Laura Berger, Kate Bickmore, Sholto Blissett, Pierre Knop
Curated by Mónika Zsikla
Double Q Gallery is pleased to present Fantastic Landscapes, a group exhibition bringing together four contemporary artists who are related in various aspects to the European roots of landscape painting. Over thousands of years of art history, landscape as a specific representation of the human environment only became a notable movement in European art during the last few centuries. This is true even though scenic depictions as subordinated elements were present almost from the very beginning in various genres. In fact, the tradition of landscape painting has a strong link to Far Eastern Art, particularly Chinese painting, within the framework of “shan shui hua” (山水畫)— translated as the “art of mountains and water” — which was already a genre in its own right in the 7th and 8th centuries. In contrast, landscape as a genre did not begin to emerge in European paintings until the 15th century, as seen in the paintings of Hubert and Jan van Eyck which included deep, magnificent landscape backgrounds made possible by their breakthroughs in the technique of oil painting.
Modern realistic landscape painting was born in the 17th-century Netherlands, while ideal landscape painting became associated with French masters working in Rome, such as Claude Lorrain and Nicolas Poussin. Subsequently, there were two important “technical moments” that ushered in a new phase of landscape painting in Europe. The first was the invention of the metal paint tube, which made it possible for artists to carry paint conveniently and escape the confinement of the studio. For the first time, artists could take their canvases into the sunlight and create a new, experience-driven mode of painting – plein air – which led directly to Impressionist landscape painting. The second was the evolution of photography and the camera in the late 1800s. Innovation in photographic techniques made cameras more accessible, allowing artists to expand their ideas of realism and experiment with greater freedom to create bolder shapes and colours as well as unusual perspectives, culminating in passionate landscapes that draw on personal experience.

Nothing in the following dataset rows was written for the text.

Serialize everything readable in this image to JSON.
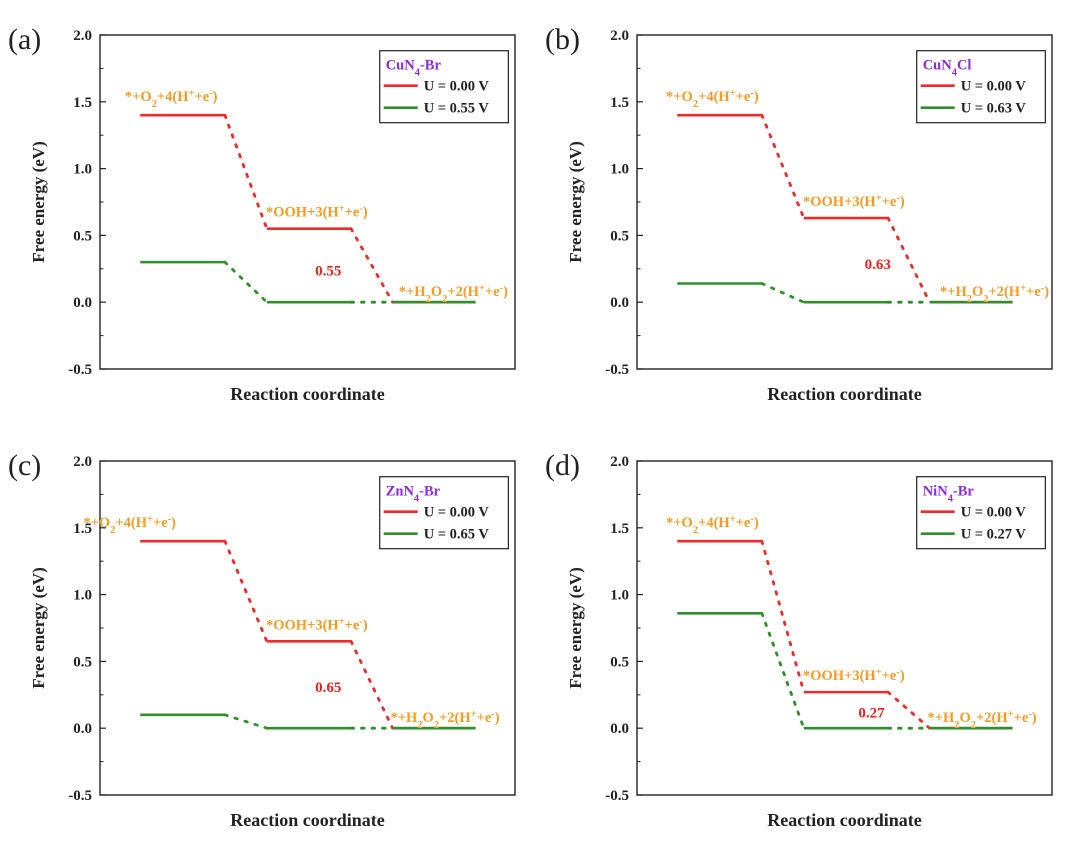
{
  "colors": {
    "u0": "#ee2b2b",
    "u1": "#2f8f2a",
    "species": "#f59a23",
    "catalyst": "#8b2be2",
    "barrier": "#e8211f",
    "axis": "#222222"
  },
  "chart_data": [
    {
      "type": "line",
      "panel_label": "(a)",
      "catalyst": "CuN4-Br",
      "ylabel": "Free energy (eV)",
      "xlabel": "Reaction coordinate",
      "ylim": [
        -0.5,
        2.0
      ],
      "yticks": [
        "2.0",
        "1.5",
        "1.0",
        "0.5",
        "0.0",
        "-0.5"
      ],
      "species": [
        "*+O2+4(H+ +e-)",
        "*OOH+3(H+ +e-)",
        "*+H2O2+2(H+ +e-)"
      ],
      "series": [
        {
          "name": "U = 0.00 V",
          "values": [
            1.4,
            0.55,
            0.0
          ]
        },
        {
          "name": "U = 0.55 V",
          "values": [
            0.3,
            0.0,
            0.0
          ]
        }
      ],
      "barrier_label": "0.55"
    },
    {
      "type": "line",
      "panel_label": "(b)",
      "catalyst": "CuN4Cl",
      "ylabel": "Free energy (eV)",
      "xlabel": "Reaction coordinate",
      "ylim": [
        -0.5,
        2.0
      ],
      "yticks": [
        "2.0",
        "1.5",
        "1.0",
        "0.5",
        "0.0",
        "-0.5"
      ],
      "species": [
        "*+O2+4(H+ +e-)",
        "*OOH+3(H+ +e-)",
        "*+H2O2+2(H+ +e-)"
      ],
      "series": [
        {
          "name": "U = 0.00 V",
          "values": [
            1.4,
            0.63,
            0.0
          ]
        },
        {
          "name": "U = 0.63 V",
          "values": [
            0.14,
            0.0,
            0.0
          ]
        }
      ],
      "barrier_label": "0.63"
    },
    {
      "type": "line",
      "panel_label": "(c)",
      "catalyst": "ZnN4-Br",
      "ylabel": "Free energy (eV)",
      "xlabel": "Reaction coordinate",
      "ylim": [
        -0.5,
        2.0
      ],
      "yticks": [
        "2.0",
        "1.5",
        "1.0",
        "0.5",
        "0.0",
        "-0.5"
      ],
      "species": [
        "*+O2+4(H+ +e-)",
        "*OOH+3(H+ +e-)",
        "*+H2O2+2(H+ +e-)"
      ],
      "series": [
        {
          "name": "U = 0.00 V",
          "values": [
            1.4,
            0.65,
            0.0
          ]
        },
        {
          "name": "U = 0.65 V",
          "values": [
            0.1,
            0.0,
            0.0
          ]
        }
      ],
      "barrier_label": "0.65"
    },
    {
      "type": "line",
      "panel_label": "(d)",
      "catalyst": "NiN4-Br",
      "ylabel": "Free energy (eV)",
      "xlabel": "Reaction coordinate",
      "ylim": [
        -0.5,
        2.0
      ],
      "yticks": [
        "2.0",
        "1.5",
        "1.0",
        "0.5",
        "0.0",
        "-0.5"
      ],
      "species": [
        "*+O2+4(H+ +e-)",
        "*OOH+3(H+ +e-)",
        "*+H2O2+2(H+ +e-)"
      ],
      "series": [
        {
          "name": "U = 0.00 V",
          "values": [
            1.4,
            0.27,
            0.0
          ]
        },
        {
          "name": "U = 0.27 V",
          "values": [
            0.86,
            0.0,
            0.0
          ]
        }
      ],
      "barrier_label": "0.27"
    }
  ]
}
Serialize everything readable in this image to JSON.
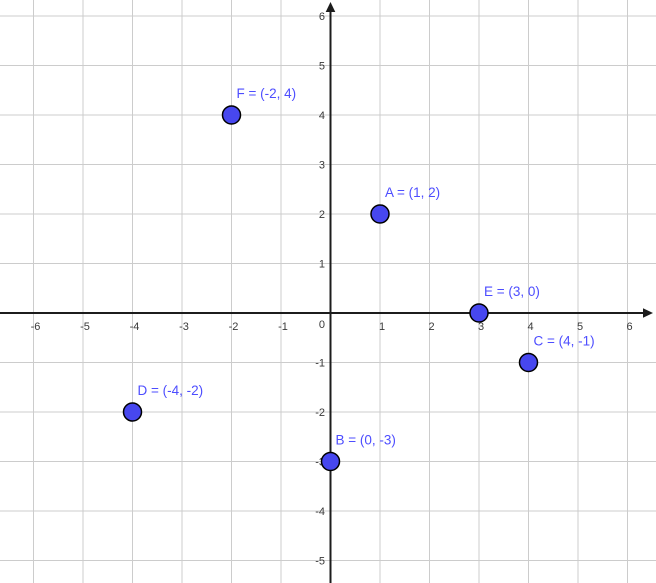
{
  "chart_data": {
    "type": "scatter",
    "title": "",
    "xlabel": "",
    "ylabel": "",
    "grid": true,
    "xlim": [
      -6.7,
      6.6
    ],
    "ylim": [
      -5.5,
      6.3
    ],
    "x_ticks": [
      -6,
      -5,
      -4,
      -3,
      -2,
      -1,
      1,
      2,
      3,
      4,
      5,
      6
    ],
    "y_ticks": [
      -5,
      -4,
      -3,
      -2,
      -1,
      1,
      2,
      3,
      4,
      5,
      6
    ],
    "origin_label": "0",
    "points": [
      {
        "name": "A",
        "x": 1,
        "y": 2,
        "label": "A = (1, 2)"
      },
      {
        "name": "B",
        "x": 0,
        "y": -3,
        "label": "B = (0, -3)"
      },
      {
        "name": "C",
        "x": 4,
        "y": -1,
        "label": "C = (4, -1)"
      },
      {
        "name": "D",
        "x": -4,
        "y": -2,
        "label": "D = (-4, -2)"
      },
      {
        "name": "E",
        "x": 3,
        "y": 0,
        "label": "E = (3, 0)"
      },
      {
        "name": "F",
        "x": -2,
        "y": 4,
        "label": "F = (-2, 4)"
      }
    ],
    "colors": {
      "background": "#ffffff",
      "grid": "#cccccc",
      "axis": "#1c1c1c",
      "tick_label": "#3a3a3a",
      "point_fill": "#4747ef",
      "point_stroke": "#000000",
      "point_label": "#4d4dff"
    }
  }
}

The rapid stylistic changes that characterised the 19th century also had an impact on landscape painting. Romantic artists were first and foremost captivated by the mystique of nature and often projected their inner visions and state of mind onto the vista. The trees and natural phenomena in their paintings often embodied man, expressing human emotions, moods and thoughts. Over the centuries, man’s relationship with the landscape has changed, and with it, the practice of landscape painting. But two axioms have remained constant: firstly, that the depth of perspective is a natural element of the landscape, and, secondly, that the vitality of the landscape is provided by air, which is accompanied by the dissolving of form.
Today, landscape painting has become one of the most active genres in Western art with contemporary artists using a wide array of media, including oil paint, acrylic, watercolour or photography, to capture fleeting moments or idyllic scenery not found elsewhere. The four artists in the exhibition explore the possibilities of landscape in their own fantastical style to portray far more than beautiful scenery. In Laura Berger’s paintings, the image of nature is fused with the appearance of an interior landscape of individual sentiment. Kate Bickmore’s simultaneously realistic and fantastic painting, Recollections of a Past Self (2023), is inspired by the famous camellias in the conservatory at Chiswick House in London, which were brought to London over 200 years ago from its native China. Sholto Blissett’s paintings hark back to Leon Battista Alberti’s 15th-century idea that a painting is “an open window through which the subject to be painted is seen” and question humanity’s sense of place within the surrounding environment. For Pierre Knop’s picturesque mountains and seascapes, photography is an important starting point for his imaginary landscapes rife with expressionist and post- impressionist influences.